How are stock prices determined?
I understand that by buying stocks you are essentially buying a part of the company and thus more profits for the company better the stock price. But then, is it also not determined by demand and supply? (More people buy the stock the higher its price).
My main question: Does this essentially mean that if a company is going into losses (technically its stock price should fall) but for some reason a lot of people are continuing to invest into it (keeping the demand high) mean that the share price continues to rise? Finally, does this mean stock price is determined by the mentality of people who are investing into it and not the company itself?
A simple way to put it: stock prices are determined by the price people buying/selling the stock value it.
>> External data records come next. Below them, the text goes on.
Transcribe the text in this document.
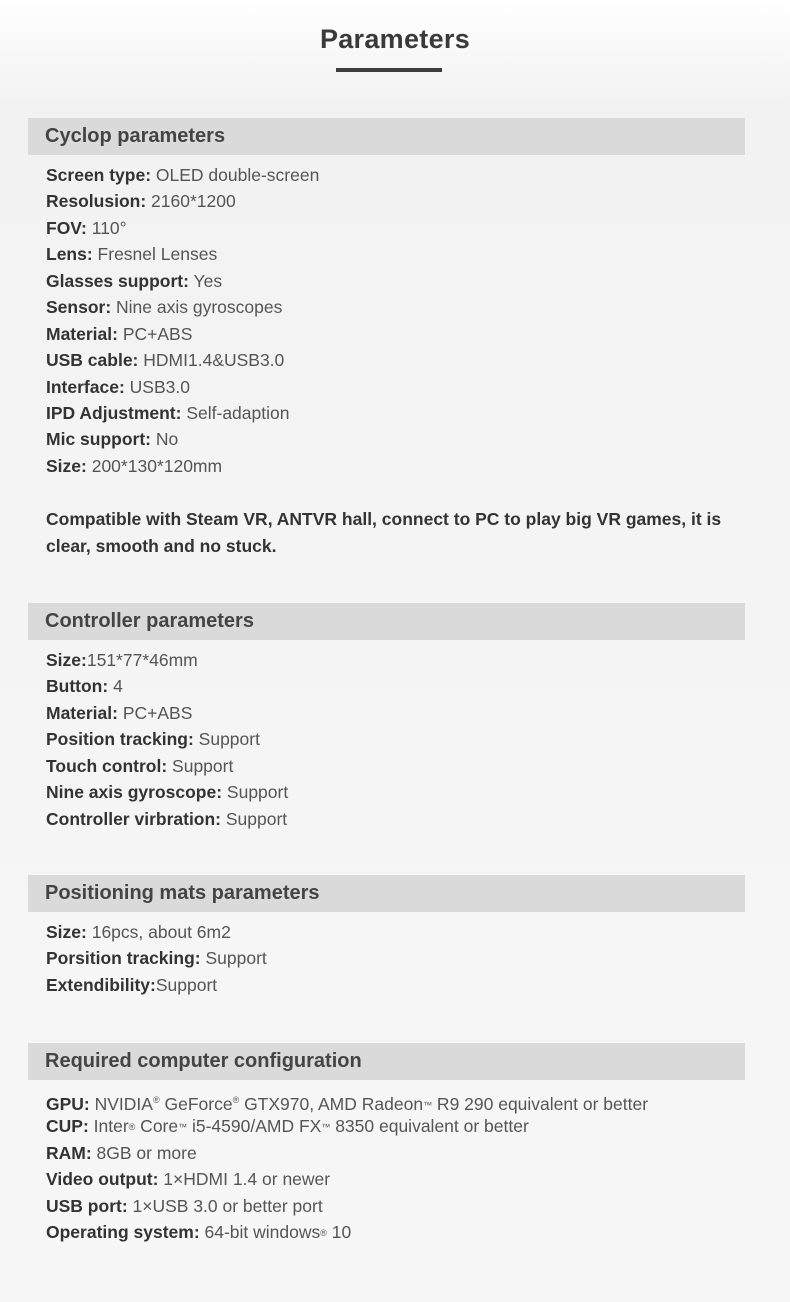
Parameters
Cyclop parameters
Screen type: OLED double-screen
Resolusion: 2160*1200
FOV: 110°
Lens: Fresnel Lenses
Glasses support: Yes
Sensor: Nine axis gyroscopes
Material: PC+ABS
USB cable: HDMI1.4&USB3.0
Interface: USB3.0
IPD Adjustment: Self-adaption
Mic support: No
Size: 200*130*120mm
Compatible with Steam VR, ANTVR hall, connect to PC to play big VR games, it is clear, smooth and no stuck.
Controller parameters
Size:151*77*46mm
Button: 4
Material: PC+ABS
Position tracking: Support
Touch control: Support
Nine axis gyroscope: Support
Controller virbration: Support
Positioning mats parameters
Size: 16pcs, about 6m2
Porsition tracking: Support
Extendibility:Support
Required computer configuration
GPU: NVIDIA® GeForce® GTX970, AMD Radeon™ R9 290 equivalent or better
CUP: Inter® Core™ i5-4590/AMD FX™ 8350 equivalent or better
RAM: 8GB or more
Video output: 1×HDMI 1.4 or newer
USB port: 1×USB 3.0 or better port
Operating system: 64-bit windows® 10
In technical terms, It’s a market. You have people bidding for shares, and people trying to sell shares. The market is formed by this dynamic, where buyers generally bid lower than sellers ask for the shares, and the resulting price of the stock lands somewhere in the middle.
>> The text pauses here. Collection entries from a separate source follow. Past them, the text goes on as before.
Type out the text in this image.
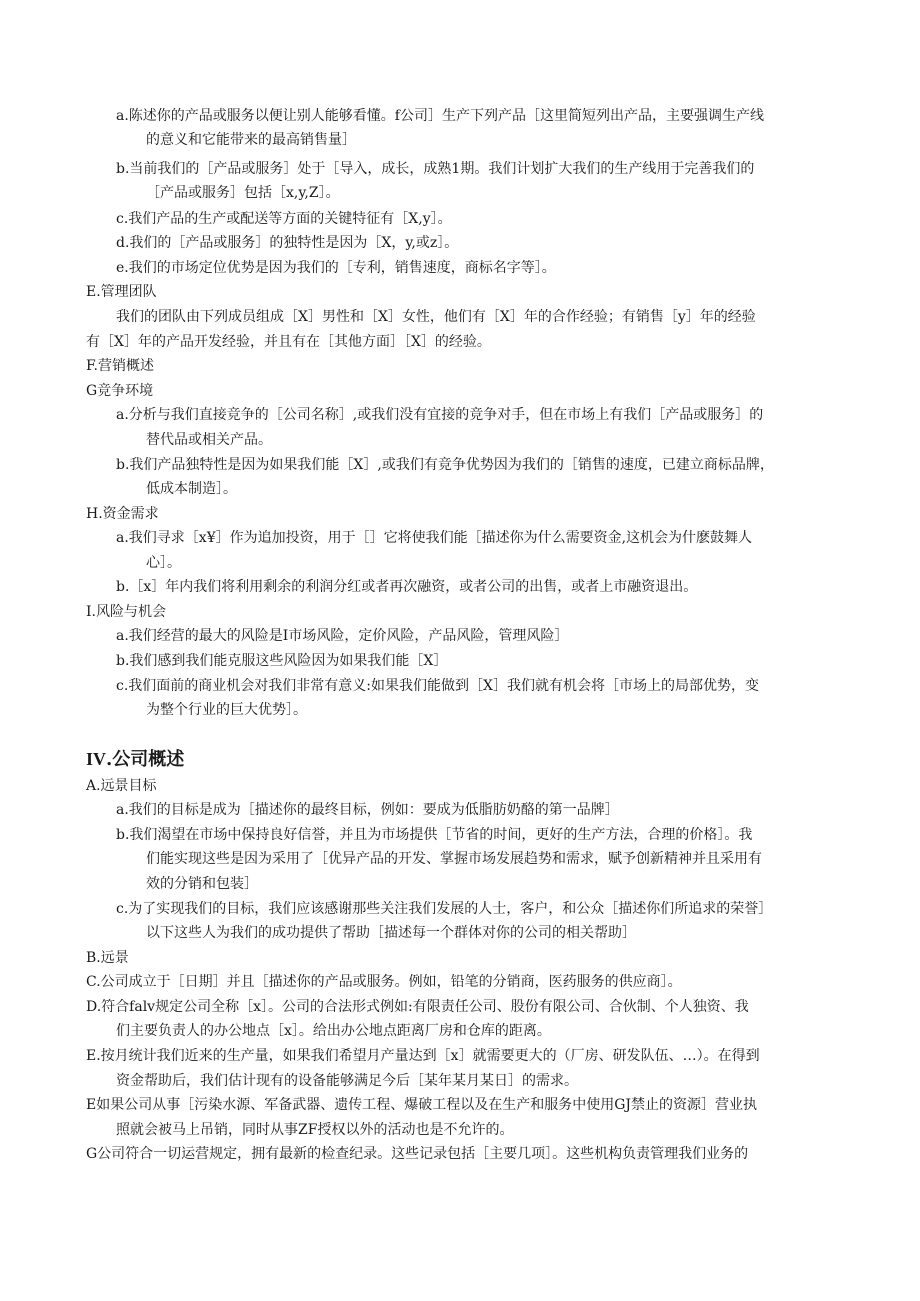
a.陈述你的产品或服务以便让别人能够看懂。f公司］生产下列产品［这里简短列出产品，主要强调生产线

的意义和它能带来的最高销售量］

b.当前我们的［产品或服务］处于［导入，成长，成熟1期。我们计划扩大我们的生产线用于完善我们的

［产品或服务］包括［x,y,Z］。

c.我们产品的生产或配送等方面的关键特征有［X,y］。

d.我们的［产品或服务］的独特性是因为［X，y,或z］。

e.我们的市场定位优势是因为我们的［专利，销售速度，商标名字等］。

E.管理团队

我们的团队由下列成员组成［X］男性和［X］女性，他们有［X］年的合作经验；有销售［y］年的经验

有［X］年的产品开发经验，并且有在［其他方面］［X］的经验。

F.营销概述

G竞争环境

a.分析与我们直接竞争的［公司名称］,或我们没有宜接的竞争对手，但在市场上有我们［产品或服务］的

替代品或相关产品。

b.我们产品独特性是因为如果我们能［X］,或我们有竞争优势因为我们的［销售的速度，已建立商标品牌，

低成本制造］。

H.资金需求

a.我们寻求［x¥］作为追加投资，用于［］它将使我们能［描述你为什么需要资金,这机会为什麽鼓舞人

心］。

b.［x］年内我们将利用剩余的利润分红或者再次融资，或者公司的出售，或者上市融资退出。

I.风险与机会

a.我们经营的最大的风险是I市场风险，定价风险，产品风险，管理风险］

b.我们感到我们能克服这些风险因为如果我们能［X］

c.我们面前的商业机会对我们非常有意义:如果我们能做到［X］我们就有机会将［市场上的局部优势，变

为整个行业的巨大优势］。

IV.公司概述

A.远景目标

a.我们的目标是成为［描述你的最终目标，例如：要成为低脂肪奶酪的第一品牌］

b.我们渴望在市场中保持良好信誉，并且为市场提供［节省的时间，更好的生产方法，合理的价格］。我

们能实现这些是因为采用了［优异产品的开发、掌握市场发展趋势和需求，赋予创新精神并且采用有

效的分销和包装］

c.为了实现我们的目标，我们应该感谢那些关注我们发展的人士，客户，和公众［描述你们所追求的荣誉］

以下这些人为我们的成功提供了帮助［描述每一个群体对你的公司的相关帮助］

B.远景

C.公司成立于［日期］并且［描述你的产品或服务。例如，铅笔的分销商，医药服务的供应商］。

D.符合falv规定公司全称［x］。公司的合法形式例如:有限责任公司、股份有限公司、合伙制、个人独资、我

们主要负责人的办公地点［x］。给出办公地点距离厂房和仓库的距离。

E.按月统计我们近来的生产量，如果我们希望月产量达到［x］就需要更大的（厂房、研发队伍、…）。在得到

资金帮助后，我们估计现有的设备能够满足今后［某年某月某日］的需求。

E如果公司从事［污染水源、军备武器、遗传工程、爆破工程以及在生产和服务中使用GJ禁止的资源］营业执

照就会被马上吊销，同时从事ZF授权以外的活动也是不允许的。

G公司符合一切运营规定，拥有最新的检查纪录。这些记录包括［主要几项］。这些机构负责管理我们业务的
Example: I’m selling a Lolapalooza ticket on craigslist and asking for $500. Someone offers to buy it for $300. We compromise and I sell it for $400.
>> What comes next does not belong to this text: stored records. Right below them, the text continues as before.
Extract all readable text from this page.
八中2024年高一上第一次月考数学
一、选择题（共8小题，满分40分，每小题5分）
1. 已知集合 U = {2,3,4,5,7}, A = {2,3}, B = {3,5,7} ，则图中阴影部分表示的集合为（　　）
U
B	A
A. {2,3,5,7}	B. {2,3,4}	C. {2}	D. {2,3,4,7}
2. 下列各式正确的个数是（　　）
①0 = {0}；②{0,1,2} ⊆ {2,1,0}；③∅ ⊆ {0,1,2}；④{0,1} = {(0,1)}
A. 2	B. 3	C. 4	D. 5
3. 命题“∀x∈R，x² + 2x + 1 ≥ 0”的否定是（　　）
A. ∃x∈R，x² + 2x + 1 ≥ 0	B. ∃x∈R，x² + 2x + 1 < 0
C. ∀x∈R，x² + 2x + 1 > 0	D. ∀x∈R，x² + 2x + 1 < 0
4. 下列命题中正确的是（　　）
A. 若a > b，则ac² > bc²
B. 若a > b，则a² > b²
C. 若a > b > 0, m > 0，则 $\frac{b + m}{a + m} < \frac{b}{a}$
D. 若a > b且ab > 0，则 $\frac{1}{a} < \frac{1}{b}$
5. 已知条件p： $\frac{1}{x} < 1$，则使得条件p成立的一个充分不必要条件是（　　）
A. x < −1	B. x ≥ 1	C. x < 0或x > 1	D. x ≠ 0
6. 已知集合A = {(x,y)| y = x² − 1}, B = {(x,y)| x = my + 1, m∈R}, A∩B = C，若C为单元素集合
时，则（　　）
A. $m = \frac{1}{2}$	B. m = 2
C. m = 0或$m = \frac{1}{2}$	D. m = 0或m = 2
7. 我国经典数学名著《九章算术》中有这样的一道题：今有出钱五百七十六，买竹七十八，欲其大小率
If people believe the company will perform better, they will be willing to pay a higher price for the stock.
In the long term, the reason why somebody would want to hold a stock for a company that is doing well is because they expect to have a cash flow from that company such as stock buybacks from the company or dividends. That is the more intrinsic reason. Theoretically, if a company never ever had or planned to have any cash flows to stock holders, then there would be no fundamental reason to buy its stock.
The thing is, that is really just for long term investors. Most people will invest due to the sentiment of the market.